I highly recommend writing by hand, however I would also consider using Finale/Sibelius for editing purposes. Everyone has their own preferences about which method is better. The only way to find which method is the right one for you, is to try both methods out.

BTW: the recordings from the Premieres Concert are here, so I will post Concert Etudes I on Youtube tomorrow!

Well, it has been over 1.5 months since my last post and I must say a lot has happened since.

Where to start? Oh yeah!

Well, I have managed to find 17 musicians, including myself, who will be performing in my capstone recital on April 15th at 8pm. The only problem is that I am having a difficult time finding a violinist. I had two violins, then both of them could not perform, found one, but no luck on the second violin. It will work out eventually. Meanwhile, I have been finalizing my rehearsal plans for the recital, and so far it is looking great.

A couple weeks ago, I found out that I have been accepted to Michigan State University for my Masters in Music Composition! Now I know that I will be going to graduate school. As for The Ohio State University, I STILL have not heard from them which concerns me, but I’m not worried.

Now for the composition part of this blog, what am I doing?

Well, I have been working on a set of Concert Etudes for piano: six etudes. I am currently working on the fourth movement of six, as well as editing the first three movements. In addition, I started working on an unaccompanied solo for euphonium. The idea of writing a piece such as this for euphonium came from the influence I took from John Stevens, Soliloquies.
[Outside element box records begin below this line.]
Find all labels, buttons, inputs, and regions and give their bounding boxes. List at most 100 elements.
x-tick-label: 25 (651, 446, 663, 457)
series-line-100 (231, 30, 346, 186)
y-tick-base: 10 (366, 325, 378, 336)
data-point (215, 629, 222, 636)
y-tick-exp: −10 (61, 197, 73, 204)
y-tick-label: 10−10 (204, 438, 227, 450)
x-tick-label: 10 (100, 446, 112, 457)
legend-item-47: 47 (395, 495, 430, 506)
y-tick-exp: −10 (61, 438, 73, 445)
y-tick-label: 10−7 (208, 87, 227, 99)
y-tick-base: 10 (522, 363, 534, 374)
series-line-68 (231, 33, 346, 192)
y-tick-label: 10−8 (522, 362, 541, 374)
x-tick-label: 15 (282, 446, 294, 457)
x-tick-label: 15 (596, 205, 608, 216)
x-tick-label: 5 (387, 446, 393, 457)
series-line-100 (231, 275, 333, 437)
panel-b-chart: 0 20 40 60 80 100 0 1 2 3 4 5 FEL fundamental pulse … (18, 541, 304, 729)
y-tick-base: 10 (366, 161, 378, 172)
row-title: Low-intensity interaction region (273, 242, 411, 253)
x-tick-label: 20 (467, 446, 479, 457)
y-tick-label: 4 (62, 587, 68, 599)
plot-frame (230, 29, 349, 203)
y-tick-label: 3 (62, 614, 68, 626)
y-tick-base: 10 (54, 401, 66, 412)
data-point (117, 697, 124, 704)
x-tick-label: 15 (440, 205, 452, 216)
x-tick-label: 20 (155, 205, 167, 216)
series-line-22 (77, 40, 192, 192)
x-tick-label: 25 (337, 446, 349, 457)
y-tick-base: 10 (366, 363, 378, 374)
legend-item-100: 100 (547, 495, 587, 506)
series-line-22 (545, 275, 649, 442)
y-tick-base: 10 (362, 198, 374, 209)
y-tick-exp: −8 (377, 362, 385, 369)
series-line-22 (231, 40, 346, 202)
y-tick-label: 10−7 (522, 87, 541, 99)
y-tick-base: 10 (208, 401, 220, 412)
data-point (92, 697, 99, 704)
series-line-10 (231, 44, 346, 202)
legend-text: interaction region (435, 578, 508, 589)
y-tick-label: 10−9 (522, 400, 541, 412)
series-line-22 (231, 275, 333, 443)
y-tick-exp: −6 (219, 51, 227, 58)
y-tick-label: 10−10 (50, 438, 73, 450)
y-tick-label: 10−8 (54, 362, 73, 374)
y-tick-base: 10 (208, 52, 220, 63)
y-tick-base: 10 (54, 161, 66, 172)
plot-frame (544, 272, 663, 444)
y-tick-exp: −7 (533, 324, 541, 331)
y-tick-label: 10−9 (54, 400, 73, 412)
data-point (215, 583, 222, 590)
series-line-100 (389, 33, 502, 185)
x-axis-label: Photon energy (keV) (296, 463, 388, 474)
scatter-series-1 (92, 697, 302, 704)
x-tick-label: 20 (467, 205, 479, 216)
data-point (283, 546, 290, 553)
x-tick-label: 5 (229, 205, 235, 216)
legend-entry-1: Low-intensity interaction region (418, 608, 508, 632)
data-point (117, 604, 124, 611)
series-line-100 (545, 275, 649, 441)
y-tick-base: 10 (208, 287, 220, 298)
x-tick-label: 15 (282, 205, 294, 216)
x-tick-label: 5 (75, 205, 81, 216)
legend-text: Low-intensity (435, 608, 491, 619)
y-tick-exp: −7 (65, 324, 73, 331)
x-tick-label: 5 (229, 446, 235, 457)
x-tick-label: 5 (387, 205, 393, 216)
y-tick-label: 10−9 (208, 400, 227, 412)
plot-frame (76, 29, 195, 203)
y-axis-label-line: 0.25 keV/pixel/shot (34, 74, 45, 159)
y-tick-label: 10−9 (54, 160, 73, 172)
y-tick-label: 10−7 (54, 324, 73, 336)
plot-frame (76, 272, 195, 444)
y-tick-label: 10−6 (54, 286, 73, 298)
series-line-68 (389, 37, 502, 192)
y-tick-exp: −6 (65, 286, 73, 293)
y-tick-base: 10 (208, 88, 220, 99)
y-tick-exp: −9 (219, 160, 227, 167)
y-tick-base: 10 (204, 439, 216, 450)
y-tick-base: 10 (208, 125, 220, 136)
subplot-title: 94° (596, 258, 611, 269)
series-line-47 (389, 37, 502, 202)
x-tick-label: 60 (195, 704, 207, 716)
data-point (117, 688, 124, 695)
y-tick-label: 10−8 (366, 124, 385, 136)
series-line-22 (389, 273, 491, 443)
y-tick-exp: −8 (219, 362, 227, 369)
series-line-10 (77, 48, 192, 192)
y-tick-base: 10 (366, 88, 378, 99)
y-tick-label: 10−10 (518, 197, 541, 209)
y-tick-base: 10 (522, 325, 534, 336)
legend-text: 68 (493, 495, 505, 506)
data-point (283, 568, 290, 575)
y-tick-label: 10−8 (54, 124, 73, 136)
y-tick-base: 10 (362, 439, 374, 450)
Two days ago, I received an email from Dr. Hutcheson regarding the results for the Honors Competition for Composers at MSU. I am happy to say that I was the runner-up in the orchestra portion of the competition! The best part of the competition was the judge. The judge was none other than the amazing David Maslanka! The email contained many comments from Maslanka. Even though my piece was not the most dominate piece in the competition, the fact that David Maslanka was the judge of this competition was a win for me and everyone else who competed in the competition.